Si cet aspect est celui qui rapproche le plus les futurs prêtres des autres étudiants et structure le quotidien, il ne peut pas vraiment être détaché de la vie pastorale. Effectivement, tout au long des années au séminaire, chacun a de multiples occasions de se confronter réellement à la vie de prêtre et de se mettre dans la posture de celui qui écoute, qui accompagne, qui enseigne. Dès l’année de fondation spirituelle, pour des temps plus ou moins longs, ces stages conduisent les séminaristes dans des aumôneries d’hôpital, au catéchisme, à l’EHPAD, dans des camps de jeune, au service d’une paroisse… ou, souvent, à la fin de la "formation de disciple-missionnaire" pour une année complète dans une paroisse ou comme volontaire dans une association caritative, parfois à l’étranger. Comme pour les étudiants classiques, cette expérience permet de gagner en maturité et de découvrir une autre culture, une autre manière de vivre sa foi.
La prière au cœur du programme
Ce qui fait le cœur de la formation, même s’il est plus difficile de s’en rendre compte extérieurement, ce sont les piliers humain et spirituel. "La prière est la respiration de l’âme", dit l’adage, et elle rythme le quotidien du séminaire, qu’elle soit liturgique ou personnelle. Le plus souvent, les laudes et les vêpres, ainsi que la messe, sont dites ensemble. Les "petits" offices (lectures, milieu du jour, complies) sont généralement dits seuls. Il y a aussi l’oraison silencieuse, la lectio divina, le chapelet… pratiques encouragées et introduites dès l’année de fondation spirituelle pour que la vie intérieure se développe. Beaucoup de séminaristes se lèvent ainsi aux aurores pour prier trente minutes ou une heure face au Seigneur avant d’entamer la journée. Un bien qui ne fait pas de bruit mais permet de donner du sens au reste des activités.
Même si les modalités varient selon les séminaires, le dernier aspect structurant du quotidien dans les maisons de formation est la vie communautaire, qui permet de se frotter au caractère des autres… et au sien, en vue d’une croissance en maturité.
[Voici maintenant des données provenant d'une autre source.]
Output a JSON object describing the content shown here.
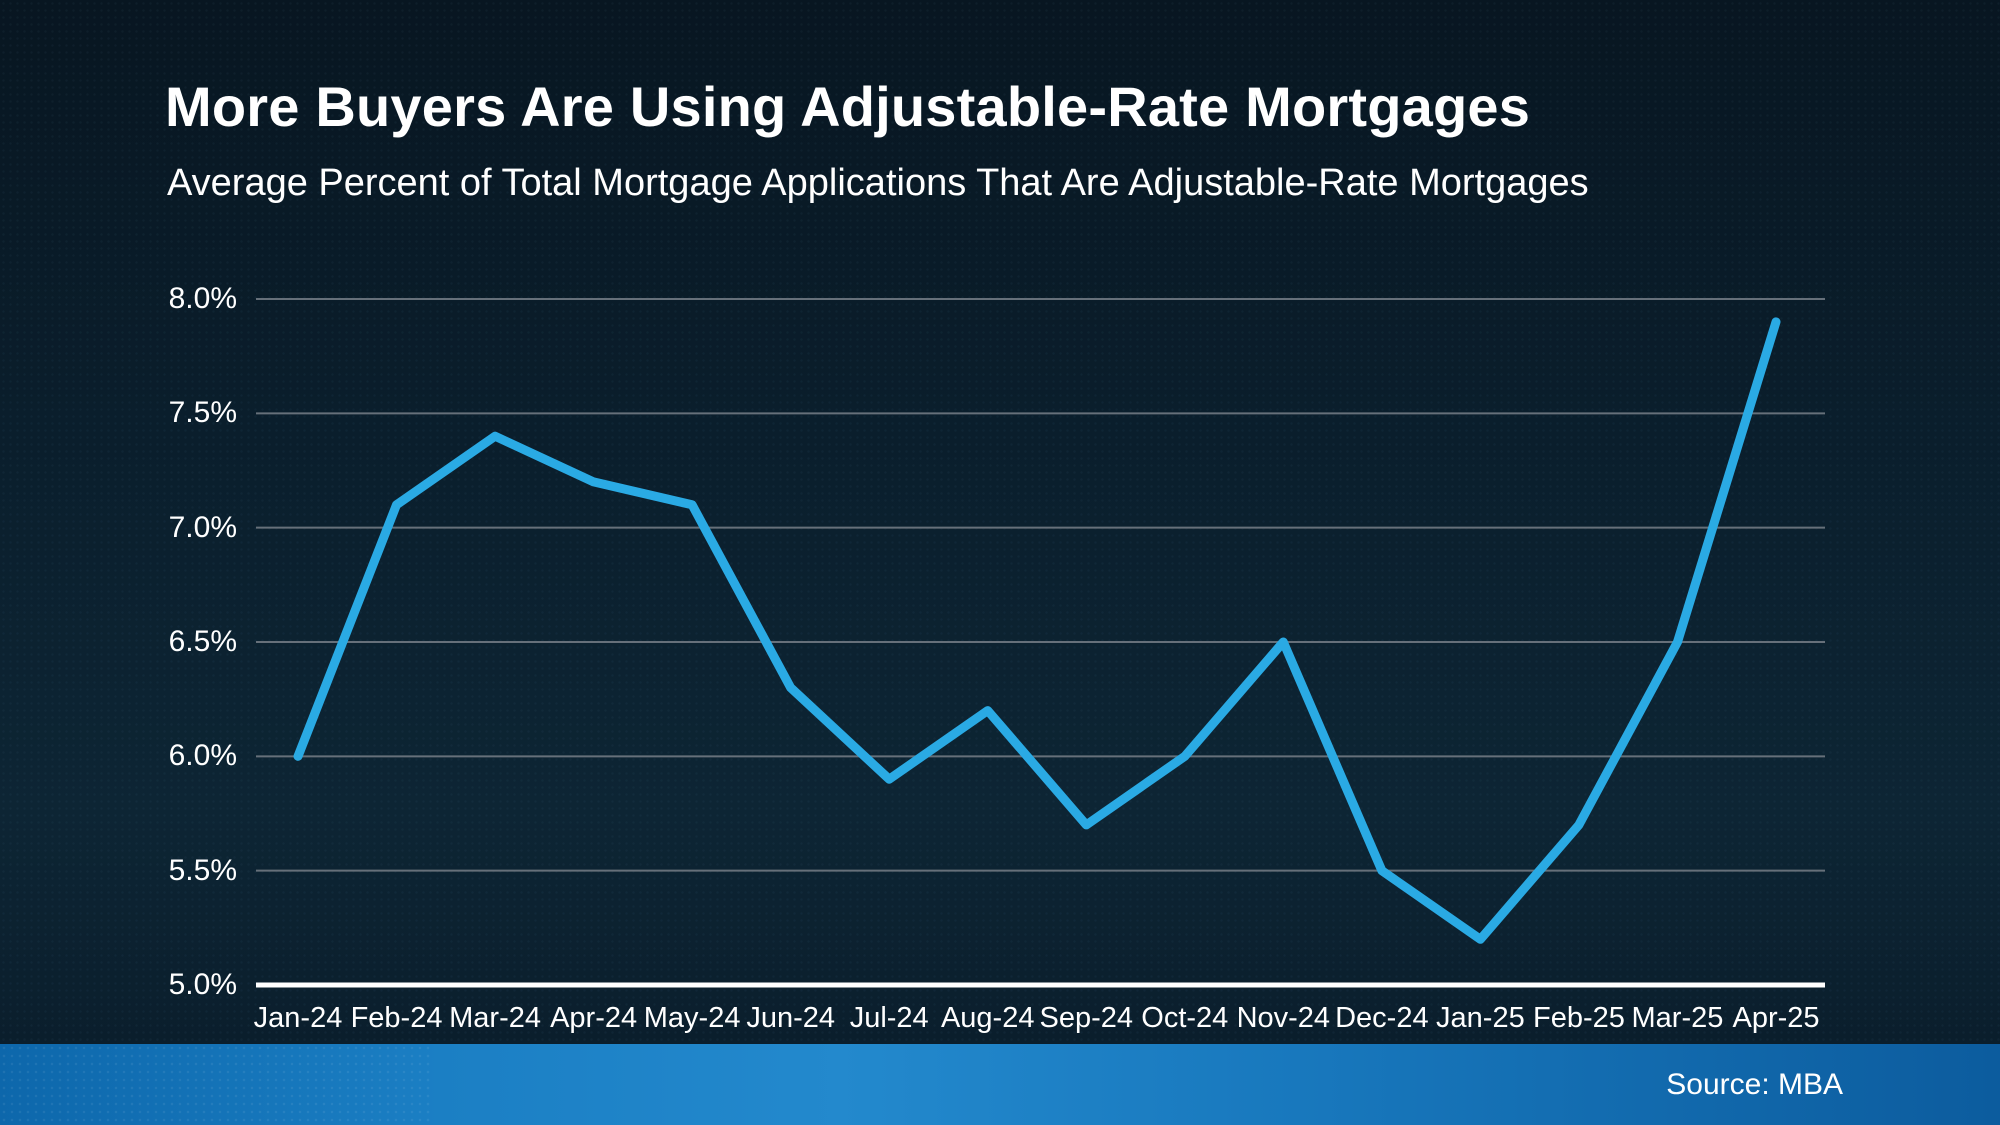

Aujourd’hui, les formateurs privilégient pour cela la formation d’équipes (par promotion, par cycle de formation…) ou de petites communautés pour que la formation humaine soit réelle et que les personnalités se révèlent aux yeux de ceux qui voteront pour l’ordination des candidats au sacerdoce. À Paris, par exemple, le séminaire est ainsi organisé en "maisons" d’une dizaine de séminaristes, où chacun a un service pour tous et où les repas et la liturgie sont préparés en binôme. La plupart du temps, la vie matérielle des séminaires est aussi laissée à la charge des futurs prêtres… pour que chacun garde les pieds sur terre, et se prépare à habiter un presbytère. Les affaires d’ampoules y côtoient en effet les demandes de baptême, la préparation de l’homélie et la patience envers tous !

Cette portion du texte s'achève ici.